NFL evaluators have been burned before by run-and-shoot quarterbacks -- you remember David Klingler and Andre Ware, don't you? -- and it's likely Chang's experience in that offense is the largest hurdle he has to overcome. Said one NFL evaluator: "You can't argue with his production, but people worry that he doesn't have a very strong arm and that he played in a run-and-shoot system. I think it's possible that he's being discounted somewhat because of [his race], because of the novelty factor, but if you look at the film of him, he played pretty badly in some of his bigger games.''

Said another AFC personnel official: "The criticism that Chang is getting is the same that Klingler got and the same that Ware got, that he comes from a run-and-shoot offense. What about Aaron Rodgers getting killed for the Jeff Tedford factor? Or the beating [Georgia's] David Greene is getting, the winningest quarterback in college football history?

"I've just never heard anyone remotely mention race as a factor in the criticism I've heard of Chang," he added. "I don't even know if the stereotype exists for Asian quarterbacks. But you have to realize that others may be looking at it from a perspective I know nothing about.''

Norm Chow, who is also Asian and was hired to his first NFL coaching job as Tennessee's offensive coordinator in January, ran one of college football's most successful offenses the last four years at Southern Cal. Since leaving USC, the 58-year-old Chow has spoken of the barriers he had to break through to be viewed simply as a "football guy.''

"Oh, yeah, you have to overcome a lot of perceptions,'' Chow said this week. "I overcame a lot. The unfortunate part of athletics is that once you're labeled a certain way, it's tough to break that mold. It goes on in NFL, too. I see that with the perceptions that surround both [Cal quarterback] Aaron Rodgers and [Utah QB] Alex Smith. Somebody says something about them, and then everybody starts saying it. It becomes a part of reality. I hope that's not happening with Timmy. I hope it has nothing to do with how Tim's game is evaluated. I really don't think it is.''

"With the draft, they're going to draw their conclusions first and then find reasons to support it later,'' Yee said. "If [talent evaluators] like you, they're going to find reasons why they like you.
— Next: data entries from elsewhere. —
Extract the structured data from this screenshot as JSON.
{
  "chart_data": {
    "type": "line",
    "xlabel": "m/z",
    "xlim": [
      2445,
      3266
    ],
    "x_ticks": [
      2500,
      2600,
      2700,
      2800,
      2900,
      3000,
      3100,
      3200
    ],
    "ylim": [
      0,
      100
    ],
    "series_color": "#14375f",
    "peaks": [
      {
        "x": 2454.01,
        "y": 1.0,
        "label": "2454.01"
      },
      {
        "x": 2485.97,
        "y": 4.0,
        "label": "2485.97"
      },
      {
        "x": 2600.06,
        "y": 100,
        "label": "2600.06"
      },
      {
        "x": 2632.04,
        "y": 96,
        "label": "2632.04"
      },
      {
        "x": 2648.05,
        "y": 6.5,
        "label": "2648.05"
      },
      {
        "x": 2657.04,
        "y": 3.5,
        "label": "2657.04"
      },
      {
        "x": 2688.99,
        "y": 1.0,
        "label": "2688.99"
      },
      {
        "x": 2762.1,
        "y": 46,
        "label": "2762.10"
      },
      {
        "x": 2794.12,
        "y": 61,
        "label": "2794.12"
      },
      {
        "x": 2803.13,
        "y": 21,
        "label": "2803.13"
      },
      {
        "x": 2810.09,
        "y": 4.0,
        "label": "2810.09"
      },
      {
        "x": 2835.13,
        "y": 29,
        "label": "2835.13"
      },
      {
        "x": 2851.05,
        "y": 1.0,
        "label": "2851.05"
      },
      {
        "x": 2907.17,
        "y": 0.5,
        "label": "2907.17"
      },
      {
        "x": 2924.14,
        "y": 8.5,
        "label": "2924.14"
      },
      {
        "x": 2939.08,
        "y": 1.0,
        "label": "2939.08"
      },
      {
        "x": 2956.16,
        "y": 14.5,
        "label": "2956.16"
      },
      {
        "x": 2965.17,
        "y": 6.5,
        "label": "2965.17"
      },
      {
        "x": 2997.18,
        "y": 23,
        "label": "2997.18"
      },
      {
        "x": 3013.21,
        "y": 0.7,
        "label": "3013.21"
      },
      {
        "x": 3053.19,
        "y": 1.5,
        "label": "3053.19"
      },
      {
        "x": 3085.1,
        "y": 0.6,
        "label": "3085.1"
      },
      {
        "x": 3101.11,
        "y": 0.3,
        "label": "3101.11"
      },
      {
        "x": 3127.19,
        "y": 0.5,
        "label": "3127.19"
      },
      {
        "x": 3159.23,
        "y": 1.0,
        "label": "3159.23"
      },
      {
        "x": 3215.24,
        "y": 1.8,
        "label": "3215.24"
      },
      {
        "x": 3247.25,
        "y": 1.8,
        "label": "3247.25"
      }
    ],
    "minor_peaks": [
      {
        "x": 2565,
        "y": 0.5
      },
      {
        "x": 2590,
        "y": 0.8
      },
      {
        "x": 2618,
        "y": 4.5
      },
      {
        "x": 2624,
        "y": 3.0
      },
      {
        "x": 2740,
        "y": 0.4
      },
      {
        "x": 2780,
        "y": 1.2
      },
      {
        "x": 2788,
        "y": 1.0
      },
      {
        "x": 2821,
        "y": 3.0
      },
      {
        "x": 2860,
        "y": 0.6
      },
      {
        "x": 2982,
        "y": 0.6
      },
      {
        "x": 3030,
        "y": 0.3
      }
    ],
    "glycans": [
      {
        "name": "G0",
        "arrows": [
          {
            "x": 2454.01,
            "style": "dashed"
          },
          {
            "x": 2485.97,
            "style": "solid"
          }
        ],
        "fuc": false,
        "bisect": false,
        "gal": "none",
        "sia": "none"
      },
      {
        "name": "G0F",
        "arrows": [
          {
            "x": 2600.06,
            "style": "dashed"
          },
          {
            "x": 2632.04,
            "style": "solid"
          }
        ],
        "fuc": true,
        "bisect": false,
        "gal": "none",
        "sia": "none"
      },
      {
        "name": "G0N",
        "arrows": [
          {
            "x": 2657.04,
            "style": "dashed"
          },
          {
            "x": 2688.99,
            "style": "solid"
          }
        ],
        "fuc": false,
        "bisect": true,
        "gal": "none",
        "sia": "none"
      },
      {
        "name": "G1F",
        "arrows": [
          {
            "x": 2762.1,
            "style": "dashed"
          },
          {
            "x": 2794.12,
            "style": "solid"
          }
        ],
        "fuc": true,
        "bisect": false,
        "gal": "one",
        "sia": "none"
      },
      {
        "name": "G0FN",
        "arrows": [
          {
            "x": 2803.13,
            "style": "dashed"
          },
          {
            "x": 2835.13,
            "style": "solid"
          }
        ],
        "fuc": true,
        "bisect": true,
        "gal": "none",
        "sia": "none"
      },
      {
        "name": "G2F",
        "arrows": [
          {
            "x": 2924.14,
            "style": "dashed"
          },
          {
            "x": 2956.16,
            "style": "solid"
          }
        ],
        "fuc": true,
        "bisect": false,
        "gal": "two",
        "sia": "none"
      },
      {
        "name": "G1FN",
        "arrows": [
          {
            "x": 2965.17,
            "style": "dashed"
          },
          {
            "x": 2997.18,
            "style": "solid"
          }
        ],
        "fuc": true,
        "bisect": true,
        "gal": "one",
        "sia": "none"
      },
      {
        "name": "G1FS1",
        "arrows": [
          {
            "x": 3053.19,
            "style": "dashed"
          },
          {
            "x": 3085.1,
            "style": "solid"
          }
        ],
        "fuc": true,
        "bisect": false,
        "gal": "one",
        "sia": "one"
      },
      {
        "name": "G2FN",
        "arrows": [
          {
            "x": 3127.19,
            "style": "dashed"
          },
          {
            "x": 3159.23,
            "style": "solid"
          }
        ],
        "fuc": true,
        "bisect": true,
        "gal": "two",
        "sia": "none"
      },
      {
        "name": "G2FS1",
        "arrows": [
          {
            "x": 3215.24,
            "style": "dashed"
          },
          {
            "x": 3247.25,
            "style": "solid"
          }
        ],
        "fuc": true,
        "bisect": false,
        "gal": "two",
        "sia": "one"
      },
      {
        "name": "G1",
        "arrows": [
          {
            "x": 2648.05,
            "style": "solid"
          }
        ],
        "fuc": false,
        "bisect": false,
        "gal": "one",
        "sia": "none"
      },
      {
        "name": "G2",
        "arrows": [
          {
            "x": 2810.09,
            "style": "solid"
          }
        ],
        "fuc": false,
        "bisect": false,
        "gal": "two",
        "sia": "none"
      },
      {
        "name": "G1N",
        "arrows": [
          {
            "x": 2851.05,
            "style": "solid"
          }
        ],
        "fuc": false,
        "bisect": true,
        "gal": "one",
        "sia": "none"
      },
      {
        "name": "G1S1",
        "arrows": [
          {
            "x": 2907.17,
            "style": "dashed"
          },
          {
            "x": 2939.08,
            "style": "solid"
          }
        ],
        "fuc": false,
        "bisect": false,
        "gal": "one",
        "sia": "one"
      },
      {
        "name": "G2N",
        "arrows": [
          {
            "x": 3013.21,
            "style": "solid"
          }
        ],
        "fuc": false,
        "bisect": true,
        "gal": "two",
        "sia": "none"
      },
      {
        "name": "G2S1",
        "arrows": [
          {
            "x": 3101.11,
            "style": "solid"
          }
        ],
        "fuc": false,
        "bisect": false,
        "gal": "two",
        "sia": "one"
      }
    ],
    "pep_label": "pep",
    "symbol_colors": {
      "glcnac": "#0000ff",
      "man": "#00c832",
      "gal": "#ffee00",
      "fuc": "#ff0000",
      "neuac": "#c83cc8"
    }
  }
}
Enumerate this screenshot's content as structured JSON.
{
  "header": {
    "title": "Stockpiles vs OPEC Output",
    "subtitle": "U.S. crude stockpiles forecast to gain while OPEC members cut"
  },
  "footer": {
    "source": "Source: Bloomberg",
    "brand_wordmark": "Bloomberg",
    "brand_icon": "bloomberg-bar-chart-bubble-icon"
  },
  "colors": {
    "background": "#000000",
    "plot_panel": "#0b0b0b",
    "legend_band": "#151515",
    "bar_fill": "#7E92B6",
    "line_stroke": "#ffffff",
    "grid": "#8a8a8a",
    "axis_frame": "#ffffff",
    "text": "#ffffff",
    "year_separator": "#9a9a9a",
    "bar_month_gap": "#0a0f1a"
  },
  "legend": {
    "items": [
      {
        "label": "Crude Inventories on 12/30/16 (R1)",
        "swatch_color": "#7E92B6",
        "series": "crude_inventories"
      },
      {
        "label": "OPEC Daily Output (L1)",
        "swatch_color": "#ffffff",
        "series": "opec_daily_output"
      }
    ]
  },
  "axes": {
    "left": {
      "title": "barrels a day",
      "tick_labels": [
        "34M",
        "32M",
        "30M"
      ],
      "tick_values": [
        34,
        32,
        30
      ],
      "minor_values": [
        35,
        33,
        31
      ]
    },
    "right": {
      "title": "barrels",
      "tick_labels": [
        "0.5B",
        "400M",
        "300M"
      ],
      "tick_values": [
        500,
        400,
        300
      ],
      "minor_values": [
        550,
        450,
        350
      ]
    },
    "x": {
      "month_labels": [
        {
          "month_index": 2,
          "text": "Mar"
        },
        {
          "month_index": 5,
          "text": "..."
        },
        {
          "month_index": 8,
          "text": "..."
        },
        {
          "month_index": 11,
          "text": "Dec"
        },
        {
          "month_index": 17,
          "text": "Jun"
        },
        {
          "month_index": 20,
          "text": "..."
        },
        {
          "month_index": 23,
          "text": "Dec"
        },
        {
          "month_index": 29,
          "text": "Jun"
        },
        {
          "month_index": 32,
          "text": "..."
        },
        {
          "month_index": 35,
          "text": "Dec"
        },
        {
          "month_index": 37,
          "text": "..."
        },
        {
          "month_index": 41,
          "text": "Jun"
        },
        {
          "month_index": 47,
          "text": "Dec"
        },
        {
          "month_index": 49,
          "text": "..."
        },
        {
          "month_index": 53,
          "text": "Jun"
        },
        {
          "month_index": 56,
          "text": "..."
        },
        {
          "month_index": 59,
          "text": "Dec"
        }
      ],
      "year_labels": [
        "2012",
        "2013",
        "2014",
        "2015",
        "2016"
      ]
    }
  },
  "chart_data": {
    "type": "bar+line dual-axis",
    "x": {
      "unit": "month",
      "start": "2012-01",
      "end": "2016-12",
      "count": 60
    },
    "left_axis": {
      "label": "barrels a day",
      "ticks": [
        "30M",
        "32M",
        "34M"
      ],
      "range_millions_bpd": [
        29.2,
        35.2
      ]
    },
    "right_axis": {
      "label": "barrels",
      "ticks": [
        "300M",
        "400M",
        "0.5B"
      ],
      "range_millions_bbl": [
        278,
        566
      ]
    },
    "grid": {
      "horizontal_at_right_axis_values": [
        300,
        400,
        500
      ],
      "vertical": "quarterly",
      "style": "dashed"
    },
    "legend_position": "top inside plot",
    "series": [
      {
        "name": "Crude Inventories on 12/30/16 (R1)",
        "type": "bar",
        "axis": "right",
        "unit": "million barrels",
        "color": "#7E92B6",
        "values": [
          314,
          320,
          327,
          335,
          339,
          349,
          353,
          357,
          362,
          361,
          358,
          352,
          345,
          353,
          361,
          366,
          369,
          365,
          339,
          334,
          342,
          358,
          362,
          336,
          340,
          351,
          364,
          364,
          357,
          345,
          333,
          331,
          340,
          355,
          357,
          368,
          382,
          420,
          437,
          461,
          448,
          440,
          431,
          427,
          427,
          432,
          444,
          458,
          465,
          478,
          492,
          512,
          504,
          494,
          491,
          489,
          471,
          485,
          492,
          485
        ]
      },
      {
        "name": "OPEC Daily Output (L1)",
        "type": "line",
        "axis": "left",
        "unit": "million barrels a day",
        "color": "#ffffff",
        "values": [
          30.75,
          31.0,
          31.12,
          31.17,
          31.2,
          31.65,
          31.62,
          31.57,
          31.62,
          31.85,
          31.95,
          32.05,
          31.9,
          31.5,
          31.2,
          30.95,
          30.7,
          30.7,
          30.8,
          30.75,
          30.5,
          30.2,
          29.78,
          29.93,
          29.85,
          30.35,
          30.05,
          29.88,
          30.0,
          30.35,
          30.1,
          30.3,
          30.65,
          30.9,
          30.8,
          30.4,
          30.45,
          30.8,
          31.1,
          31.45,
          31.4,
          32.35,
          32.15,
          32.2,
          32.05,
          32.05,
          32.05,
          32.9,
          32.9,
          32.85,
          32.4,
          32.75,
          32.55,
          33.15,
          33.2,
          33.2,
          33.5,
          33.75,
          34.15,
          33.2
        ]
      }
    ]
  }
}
If they don't like you, and even though you still may be a good player, they're going to find reasons why they don't like you.

"It could be that Timmy gets drafted in the fifth or sixth round, becomes Marc Bulger and then a couple years from now people would say, 'We knew it all along.' But that's not what they're saying now.''

Right now, Chang's game is considered suspect and his draft status dubious. But he wouldn't be the first late-round pick to enter the league and make personnel men do some revisionist history. In the NFL, as elsewhere, closing the gap between perception and reality is a game that never really ends.